Chairman Richard Glick Statement
March 9, 2021
Docket No. EL19-58-005

I concur in today’s order.  Although PJM’s approach to the forward-looking E&AS offset “is by no means perfect,” it enables PJM to move forward with its long-delayed, much-needed capacity auction for the 2022-2023 delivery year.[1]  Commissioner Clements’s partial dissent makes a number of good points about the harm caused by an inflated Net Cost of New Entry (Net CONE) value.[2]  I share her general concerns about PJM’s approach to Net CONE, although I believe that the real problem lies with PJM’s misguided choice of the reference resource to calculate Net CONE, rather than in how it implemented the forward-looking E&AS Offset in this proceeding.[3]  In any case, PJM would be well-served to seriously consider Commissioner Clements’s arguments when it goes back to the drawing board for its quadrennial review of the Variable Resource Requirement Curve this spring.[4]

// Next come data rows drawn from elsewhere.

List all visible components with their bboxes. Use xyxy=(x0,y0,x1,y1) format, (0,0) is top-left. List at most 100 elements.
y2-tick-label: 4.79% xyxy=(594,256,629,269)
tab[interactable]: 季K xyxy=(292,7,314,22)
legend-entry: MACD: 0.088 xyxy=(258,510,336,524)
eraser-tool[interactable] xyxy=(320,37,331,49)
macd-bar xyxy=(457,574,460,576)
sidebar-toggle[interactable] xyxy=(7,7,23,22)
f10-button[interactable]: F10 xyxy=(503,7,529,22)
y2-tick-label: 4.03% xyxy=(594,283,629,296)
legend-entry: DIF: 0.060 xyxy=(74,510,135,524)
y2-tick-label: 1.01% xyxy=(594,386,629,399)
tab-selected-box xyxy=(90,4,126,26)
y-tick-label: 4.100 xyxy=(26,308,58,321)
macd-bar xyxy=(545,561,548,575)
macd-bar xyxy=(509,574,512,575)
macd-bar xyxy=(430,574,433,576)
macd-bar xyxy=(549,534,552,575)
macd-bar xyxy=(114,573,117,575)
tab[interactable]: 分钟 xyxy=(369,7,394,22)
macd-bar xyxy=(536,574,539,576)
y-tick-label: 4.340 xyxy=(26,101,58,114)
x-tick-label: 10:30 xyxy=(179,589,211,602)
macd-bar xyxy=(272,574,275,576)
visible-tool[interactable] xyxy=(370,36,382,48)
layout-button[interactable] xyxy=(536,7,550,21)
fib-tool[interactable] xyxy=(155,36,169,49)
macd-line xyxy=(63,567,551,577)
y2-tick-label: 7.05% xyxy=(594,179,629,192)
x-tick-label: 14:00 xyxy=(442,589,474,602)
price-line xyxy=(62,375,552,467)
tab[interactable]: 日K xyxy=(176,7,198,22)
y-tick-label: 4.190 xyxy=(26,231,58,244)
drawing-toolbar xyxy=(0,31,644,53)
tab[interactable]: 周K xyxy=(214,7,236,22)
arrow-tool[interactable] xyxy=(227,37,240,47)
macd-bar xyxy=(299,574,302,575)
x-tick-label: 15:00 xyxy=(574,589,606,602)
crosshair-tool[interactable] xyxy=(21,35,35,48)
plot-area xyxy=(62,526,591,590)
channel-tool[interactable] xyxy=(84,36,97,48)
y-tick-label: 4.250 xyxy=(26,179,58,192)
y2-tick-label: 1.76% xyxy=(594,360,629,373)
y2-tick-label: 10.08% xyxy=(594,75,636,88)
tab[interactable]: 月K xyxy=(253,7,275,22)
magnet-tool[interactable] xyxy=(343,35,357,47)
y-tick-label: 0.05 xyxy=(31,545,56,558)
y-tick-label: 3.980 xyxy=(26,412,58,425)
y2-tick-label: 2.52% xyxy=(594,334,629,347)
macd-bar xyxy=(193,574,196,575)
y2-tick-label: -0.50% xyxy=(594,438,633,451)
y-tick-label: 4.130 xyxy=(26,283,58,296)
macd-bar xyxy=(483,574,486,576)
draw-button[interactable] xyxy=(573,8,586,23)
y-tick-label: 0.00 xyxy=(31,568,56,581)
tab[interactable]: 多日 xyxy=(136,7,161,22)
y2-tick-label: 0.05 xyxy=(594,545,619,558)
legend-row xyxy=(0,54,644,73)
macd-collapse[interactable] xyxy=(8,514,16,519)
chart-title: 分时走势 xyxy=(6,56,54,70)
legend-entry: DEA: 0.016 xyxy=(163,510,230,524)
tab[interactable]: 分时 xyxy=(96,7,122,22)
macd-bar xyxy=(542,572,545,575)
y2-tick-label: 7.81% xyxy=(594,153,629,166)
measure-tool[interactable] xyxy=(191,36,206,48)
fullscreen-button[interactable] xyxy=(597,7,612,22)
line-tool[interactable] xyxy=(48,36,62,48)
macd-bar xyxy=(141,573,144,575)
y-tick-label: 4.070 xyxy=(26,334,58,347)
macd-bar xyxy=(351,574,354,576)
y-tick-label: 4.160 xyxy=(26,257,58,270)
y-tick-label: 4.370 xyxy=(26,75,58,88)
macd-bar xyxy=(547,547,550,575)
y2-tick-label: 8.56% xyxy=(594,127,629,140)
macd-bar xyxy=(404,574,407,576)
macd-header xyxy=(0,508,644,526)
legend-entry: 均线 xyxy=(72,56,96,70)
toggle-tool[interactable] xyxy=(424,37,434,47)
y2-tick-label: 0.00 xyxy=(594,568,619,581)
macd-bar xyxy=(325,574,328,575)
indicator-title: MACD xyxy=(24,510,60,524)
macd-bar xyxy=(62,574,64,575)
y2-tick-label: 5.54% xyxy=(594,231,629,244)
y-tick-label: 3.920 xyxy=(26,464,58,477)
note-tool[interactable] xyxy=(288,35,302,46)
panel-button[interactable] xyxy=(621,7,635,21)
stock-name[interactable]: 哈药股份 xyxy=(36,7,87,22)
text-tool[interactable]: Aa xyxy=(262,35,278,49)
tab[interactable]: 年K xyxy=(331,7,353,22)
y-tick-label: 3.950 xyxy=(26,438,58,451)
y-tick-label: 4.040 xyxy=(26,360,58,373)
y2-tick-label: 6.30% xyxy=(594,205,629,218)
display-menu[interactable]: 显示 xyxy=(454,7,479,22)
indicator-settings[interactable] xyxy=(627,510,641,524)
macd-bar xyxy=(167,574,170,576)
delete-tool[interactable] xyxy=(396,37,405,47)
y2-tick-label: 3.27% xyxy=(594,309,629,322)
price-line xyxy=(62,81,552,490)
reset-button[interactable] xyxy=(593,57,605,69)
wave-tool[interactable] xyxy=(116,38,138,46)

Unlike that review, however, today’s order does not write on a blank slate.  For three years now, the Commission has meddled with one aspect of PJM’s capacity market after another.  I have dissented at nearly every turn, arguing that the Commission’s actions represent “truly bad public policy” and will produce rates that are patently unjust and unreasonable.[5]  Making matters worse, those efforts have fundamentally undermined the capacity market’s ability to promote certainty and produce the reliable price signals guiding resource entry and exit that are supposed to be its principal purpose.  Consider where we find ourselves:  This May, PJM is slated to conduct what is nominally a three-year forward auction for a delivery period that begins less than a year from the date of the auction.[6]

With that in mind, now is not the time to once again pull the rug out from underneath the auction for the 2022-2023 delivery year.[7]  That is especially so as the arguments on rehearing, including the arguments regarding PJM’s use of a 10% adder and the reliance on historical reserve prices to forecast future expected reserve revenues, were all previously raised, considered, and rejected.[8]  Furthermore, I see nothing in the record that identifies a superior alternative to PJM’s proposal to use historical reserve prices as the basis for projecting future reserve revenues.[9]  Were such an alternative available, I agree that it would merit a hard look.  But as it is not, we must provide PJM with the certainty it needs to finally run the upcoming auction and then, with that behind us, turn to remedying the more fundamental problems that the Commission has created over the course of the last three years.

For these reasons, I respectfully concur.

 


[1] PJM Interconnection, L.L.C., 173 FERC ¶ 61,134 (2020) (Compliance Order) (Glick, Comm’r, dissenting in part at P 4).

[2] PJM Interconnection, L.L.C., 174 FERC ¶ 61,180 (2021) (Order) (Clements, Comm’r, dissenting in part).  I also share her skepticism about the unjustified use of percentage adders and the effect of those adders on customers’ rates.  See, e.g., Cal. Indep. Sys. Operator Corp., 171 FERC ¶ 61,172 (2020) (Glick, Comm’r, dissenting). 

[3] PJM Interconnection, L.L.C., 167 FERC ¶ 61,029 (2019) (Glick, Comm’r, dissenting), order on reh’g, 171 FERC ¶ 61,040 (2020) (VRR Curve Rehearing) (Glick, Comm’r, dissenting at PP 2, 5) (“For many years now, the PJM capacity market has procured too much capacity at too high a price.  The root of that problem is PJM’s excessively high Net Cost of New Entry (Net CONE) parameter. . . . The main problem with PJM’s proposed Net CONE value—and, thus, with its entire filing to establish the [Variable Resource Requirement Curve] Curve—is its choice of Reference Resource.”).

[4] Compliance Order, 173 FERC ¶ 61,134 (Glick, Comm’r, dissenting in part at P 4) (noting PJM’s pledge to revisit its new forward-looking E&AS Offset methodology and parameters in its next quadrennial review).

[6] The auction for the 2022-2023 delivery year should have been run in May 2019. It is now scheduled to run in May 2021, with results posted in June 2021.  The delivery year commences June 1, 2022.

[7] See Order, 174 FERC ¶ 61,180 (Christie, Comm’r, concurring at P 1).  Relevant parameters for the May auction have been calculated by PJM and its Market Monitor and made available to market participants on its website.  See Capacity Market (RPM), 2022-2023 (2021), https://www.pjm.com/markets-and-operations/rpm.aspx.

[8] Order, 174 FERC ¶ 61,180 at PP 13-15 (discussing 10% adder), PP 33-34 (discussing use of historical reserve prices to forecast future reserve revenues); see Compliance Order, 173 FERC ¶ 61,134 at PP 162-171 (historical reserve prices), PP 172-181 (10% adder).

[9] Compliance Order, 173 FERC ¶ 61,134 at P 168 (rejecting request to require PJM to adopt an alternative method to estimating future reserve revenues, because the record lacked a proposal superior to PJM’s proposal).